A mediação de conflitos coletivos agrários e urbanos exige uma abordagem multidisciplinar, que alia conhecimento jurídico, técnico e social para a construção de soluções eficazes e duradouras. A assistência técnica especializada desempenha um papel fundamental nesse processo, oferecendo suporte para a delimitação da área em disputa, obtenção de informações qualificadas e aplicação de ferramentas da mediação. Esses elementos são essenciais para garantir a condução eficiente do procedimento e para assegurar que as partes envolvidas tenham um entendimento claro da realidade do conflito e das possíveis alternativas de resolução, permitindo-se identificar, com a espacialização detalhada, os limites da disputa e os diferentes interesses possessórios em jogo.

A primeira etapa fundamental da mediação coletiva agrária e urbana consiste na delimitação da área sob conflito e na identificação dos interesses possessórios. Esse mapeamento possibilita compreender quais grupos estão envolvidos, quais territórios são reivindicados e quais são as sobreposições de direitos. Por meio da assistência técnica, é possível utilizar ferramentas cartográficas, registros fundiários e levantamentos socioeconômicos para estabelecer os limites da área em disputa e determinar os vínculos históricos e sociais das comunidades com o território.

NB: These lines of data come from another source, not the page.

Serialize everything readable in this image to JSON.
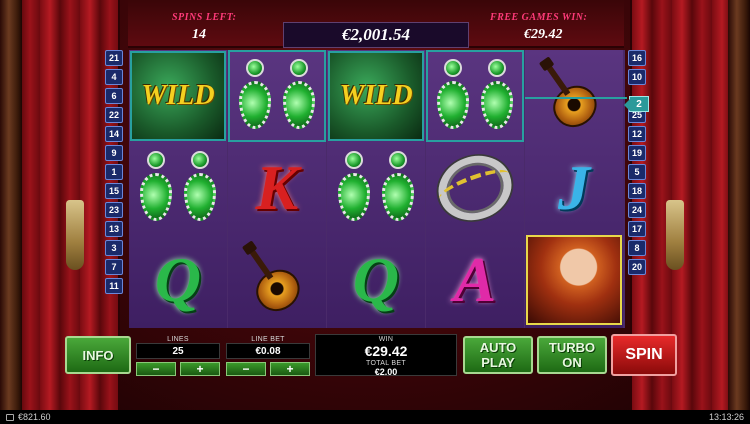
{
  "header": {
    "spins_left_label": "SPINS LEFT:",
    "spins_left_value": "14",
    "balance": "€2,001.54",
    "free_games_win_label": "FREE GAMES WIN:",
    "free_games_win_value": "€29.42"
  },
  "reels": [
    [
      "WILD",
      "earrings",
      "Q"
    ],
    [
      "earrings",
      "K",
      "guitar"
    ],
    [
      "WILD",
      "earrings",
      "Q"
    ],
    [
      "earrings",
      "tambourine",
      "A"
    ],
    [
      "guitar",
      "J",
      "lady"
    ]
  ],
  "line_numbers_left": [
    "21",
    "4",
    "6",
    "22",
    "14",
    "9",
    "1",
    "15",
    "23",
    "13",
    "3",
    "7",
    "11"
  ],
  "line_numbers_right": [
    "16",
    "10",
    "2",
    "25",
    "12",
    "19",
    "5",
    "18",
    "24",
    "17",
    "8",
    "20"
  ],
  "active_line": "2",
  "controls": {
    "info_label": "INFO",
    "lines_label": "LINES",
    "lines_value": "25",
    "line_bet_label": "LINE BET",
    "line_bet_value": "€0.08",
    "minus": "−",
    "plus": "+",
    "win_label": "WIN",
    "win_value": "€29.42",
    "total_bet_label": "TOTAL BET",
    "total_bet_value": "€2.00",
    "auto_play_label": "AUTO PLAY",
    "turbo_label": "TURBO ON",
    "spin_label": "SPIN"
  },
  "status": {
    "wallet": "€821.60",
    "time": "13:13:26"
  },
  "colors": {
    "highlight": "#28a0a0",
    "wild_frame": "#e8d84a",
    "button_green": "#2e8a22",
    "spin_red": "#c81a1a"
  }
}
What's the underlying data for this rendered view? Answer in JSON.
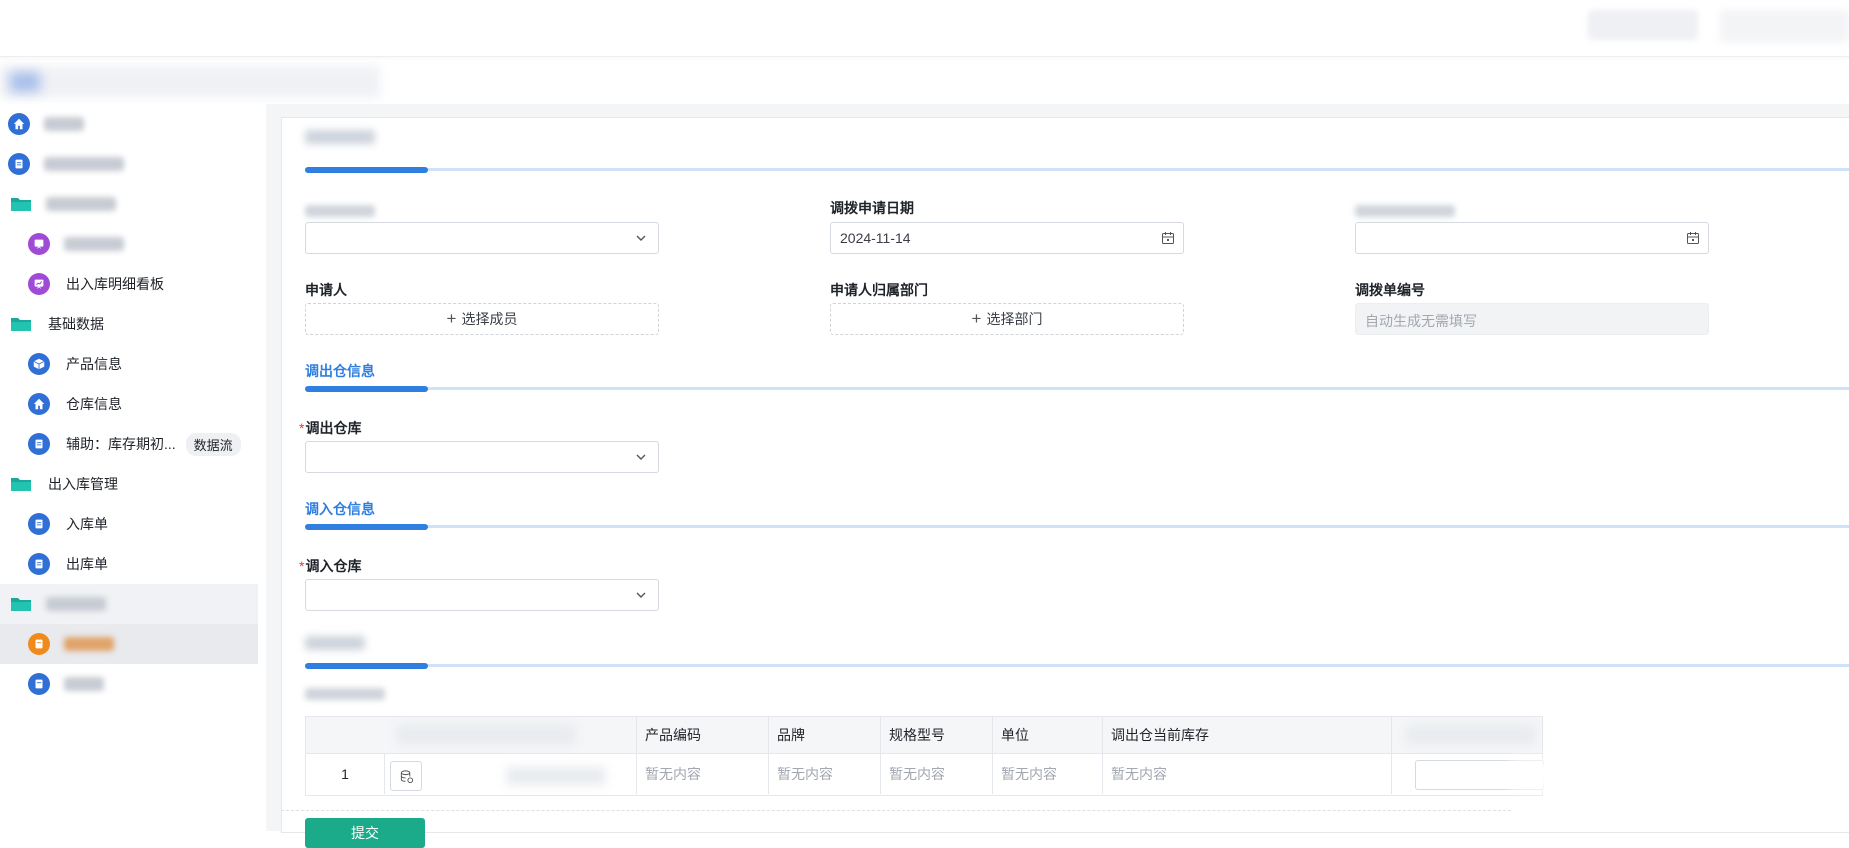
{
  "sidebar": {
    "items": [
      {
        "label": "出入库明细看板"
      },
      {
        "label": "基础数据"
      },
      {
        "label": "产品信息"
      },
      {
        "label": "仓库信息"
      },
      {
        "label": "辅助：库存期初...",
        "tag": "数据流"
      },
      {
        "label": "出入库管理"
      },
      {
        "label": "入库单"
      },
      {
        "label": "出库单"
      }
    ]
  },
  "form": {
    "apply_date_label": "调拨申请日期",
    "apply_date_value": "2024-11-14",
    "applicant_label": "申请人",
    "applicant_btn": "选择成员",
    "dept_label": "申请人归属部门",
    "dept_btn": "选择部门",
    "order_no_label": "调拨单编号",
    "order_no_value": "自动生成无需填写",
    "out_section": "调出仓信息",
    "out_wh_label": "调出仓库",
    "in_section": "调入仓信息",
    "in_wh_label": "调入仓库",
    "required_mark": "*"
  },
  "table": {
    "columns": [
      "产品编码",
      "品牌",
      "规格型号",
      "单位",
      "调出仓当前库存"
    ],
    "row_index": "1",
    "empty_text": "暂无内容"
  },
  "submit_label": "提交",
  "colors": {
    "accent": "#2f7fe0",
    "submit": "#1bab8a",
    "required": "#e53935"
  }
}
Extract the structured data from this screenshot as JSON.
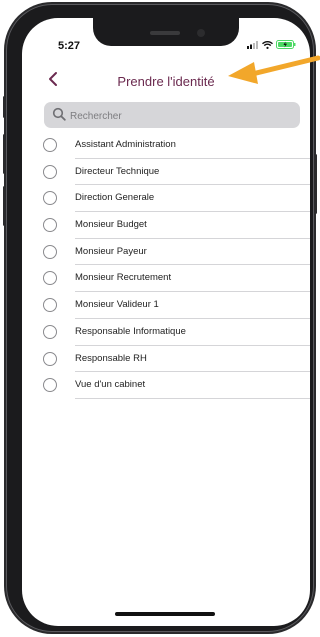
{
  "status": {
    "time": "5:27"
  },
  "nav": {
    "back_icon": "chevron-left-icon",
    "title": "Prendre l'identité"
  },
  "search": {
    "placeholder": "Rechercher"
  },
  "items": [
    {
      "label": "Assistant Administration"
    },
    {
      "label": "Directeur Technique"
    },
    {
      "label": "Direction Generale"
    },
    {
      "label": "Monsieur Budget"
    },
    {
      "label": "Monsieur Payeur"
    },
    {
      "label": "Monsieur Recrutement"
    },
    {
      "label": "Monsieur Valideur 1"
    },
    {
      "label": "Responsable Informatique"
    },
    {
      "label": "Responsable RH"
    },
    {
      "label": "Vue d'un cabinet"
    }
  ],
  "colors": {
    "accent": "#6b2a4f",
    "annotation_arrow": "#f2a72b",
    "battery": "#4cd964"
  }
}
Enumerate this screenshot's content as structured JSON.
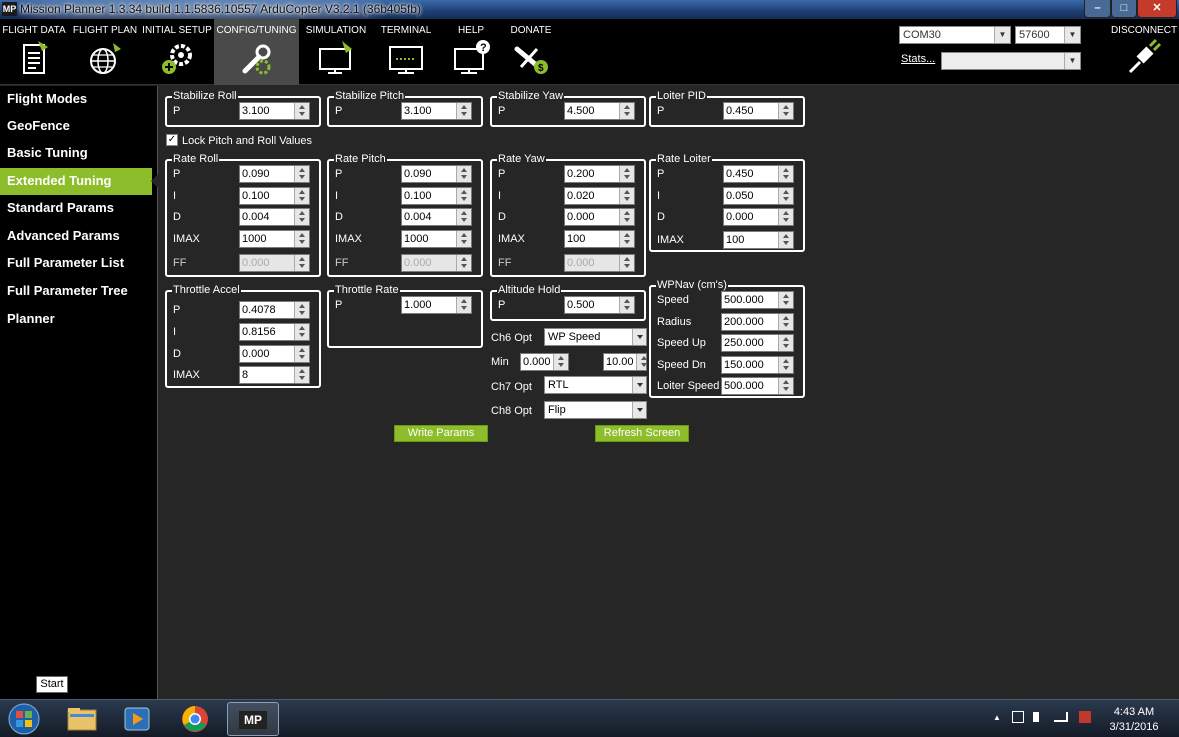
{
  "window": {
    "title": "Mission Planner 1.3.34 build 1.1.5836.10557 ArduCopter V3.2.1 (36b405fb)",
    "app_icon": "MP",
    "minimize_label": "–",
    "maximize_label": "□",
    "close_label": "✕"
  },
  "menu": {
    "items": [
      {
        "label": "FLIGHT DATA",
        "icon": "clipboard-icon"
      },
      {
        "label": "FLIGHT PLAN",
        "icon": "globe-icon"
      },
      {
        "label": "INITIAL SETUP",
        "icon": "gears-icon"
      },
      {
        "label": "CONFIG/TUNING",
        "icon": "wrench-gear-icon"
      },
      {
        "label": "SIMULATION",
        "icon": "monitor-plane-icon"
      },
      {
        "label": "TERMINAL",
        "icon": "terminal-icon"
      },
      {
        "label": "HELP",
        "icon": "help-monitor-icon"
      },
      {
        "label": "DONATE",
        "icon": "donate-plane-icon"
      }
    ],
    "port": "COM30",
    "baud": "57600",
    "stats_label": "Stats...",
    "disconnect_label": "DISCONNECT"
  },
  "sidebar": {
    "items": [
      {
        "label": "Flight Modes"
      },
      {
        "label": "GeoFence"
      },
      {
        "label": "Basic Tuning"
      },
      {
        "label": "Extended Tuning",
        "active": true
      },
      {
        "label": "Standard Params"
      },
      {
        "label": "Advanced Params"
      },
      {
        "label": "Full Parameter List"
      },
      {
        "label": "Full Parameter Tree"
      },
      {
        "label": "Planner"
      }
    ],
    "start_tooltip": "Start"
  },
  "tuning": {
    "stabilize_roll": {
      "title": "Stabilize Roll",
      "p_label": "P",
      "p": "3.100"
    },
    "stabilize_pitch": {
      "title": "Stabilize Pitch",
      "p_label": "P",
      "p": "3.100"
    },
    "stabilize_yaw": {
      "title": "Stabilize Yaw",
      "p_label": "P",
      "p": "4.500"
    },
    "loiter_pid": {
      "title": "Loiter PID",
      "p_label": "P",
      "p": "0.450"
    },
    "lock_label": "Lock Pitch and Roll Values",
    "lock_checked": "✓",
    "rate_roll": {
      "title": "Rate Roll",
      "labels": [
        "P",
        "I",
        "D",
        "IMAX",
        "FF"
      ],
      "values": [
        "0.090",
        "0.100",
        "0.004",
        "1000",
        "0.000"
      ]
    },
    "rate_pitch": {
      "title": "Rate Pitch",
      "labels": [
        "P",
        "I",
        "D",
        "IMAX",
        "FF"
      ],
      "values": [
        "0.090",
        "0.100",
        "0.004",
        "1000",
        "0.000"
      ]
    },
    "rate_yaw": {
      "title": "Rate Yaw",
      "labels": [
        "P",
        "I",
        "D",
        "IMAX",
        "FF"
      ],
      "values": [
        "0.200",
        "0.020",
        "0.000",
        "100",
        "0.000"
      ]
    },
    "rate_loiter": {
      "title": "Rate Loiter",
      "labels": [
        "P",
        "I",
        "D",
        "IMAX"
      ],
      "values": [
        "0.450",
        "0.050",
        "0.000",
        "100"
      ]
    },
    "throttle_accel": {
      "title": "Throttle Accel",
      "labels": [
        "P",
        "I",
        "D",
        "IMAX"
      ],
      "values": [
        "0.4078",
        "0.8156",
        "0.000",
        "8"
      ]
    },
    "throttle_rate": {
      "title": "Throttle Rate",
      "p_label": "P",
      "p": "1.000"
    },
    "altitude_hold": {
      "title": "Altitude Hold",
      "p_label": "P",
      "p": "0.500"
    },
    "wpnav": {
      "title": "WPNav (cm's)",
      "labels": [
        "Speed",
        "Radius",
        "Speed Up",
        "Speed Dn",
        "Loiter Speed"
      ],
      "values": [
        "500.000",
        "200.000",
        "250.000",
        "150.000",
        "500.000"
      ]
    },
    "ch6_label": "Ch6 Opt",
    "ch6_value": "WP Speed",
    "min_label": "Min",
    "min_value": "0.000",
    "max_value": "10.00",
    "ch7_label": "Ch7 Opt",
    "ch7_value": "RTL",
    "ch8_label": "Ch8 Opt",
    "ch8_value": "Flip",
    "write_label": "Write Params",
    "refresh_label": "Refresh Screen"
  },
  "taskbar": {
    "apps": [
      "windows-start-icon",
      "explorer-icon",
      "media-player-icon",
      "chrome-icon",
      "mission-planner-icon"
    ],
    "mp_label": "MP",
    "time": "4:43 AM",
    "date": "3/31/2016",
    "tray_arrow": "▲"
  }
}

A definição espacial clara da área em conflito evita distorções, amplia a transparência no processo e reduz o risco de decisões equivocadas. Além disso, permite que o mediador tenha uma visão ampla das dinâmicas territoriais e das condições específicas de cada parte envolvida, facilitando a criação de soluções adequadas e equitativas.

Mediação como pilar da governança fundiária

Outro aspecto essencial da assistência técnica é a coleta e análise de informações qualificadas que subsidiam a interpretação jurídica do conflito. Os conflitos agrários e urbanos muitas vezes envolvem questões fundiárias complexas, sobreposições de direitos e divergências quanto à posse e propriedade da terra. Para que o procedimento de mediação seja bem fundamentado, é indispensável a obtenção de documentos como: registros cartoriais e fundiários, que demonstram a cadeia dominial da propriedade; laudos técnicos e relatórios ambientais, que indicam a vocação da terra e eventuais restrições legais; histórico de ocupação e relação social com a terra, essencial para compreender os vínculos históricos das comunidades com a área em disputa; legislação aplicável, incluindo normas de regularização fundiária e políticas públicas voltadas à solução dos conflitos, entre outros.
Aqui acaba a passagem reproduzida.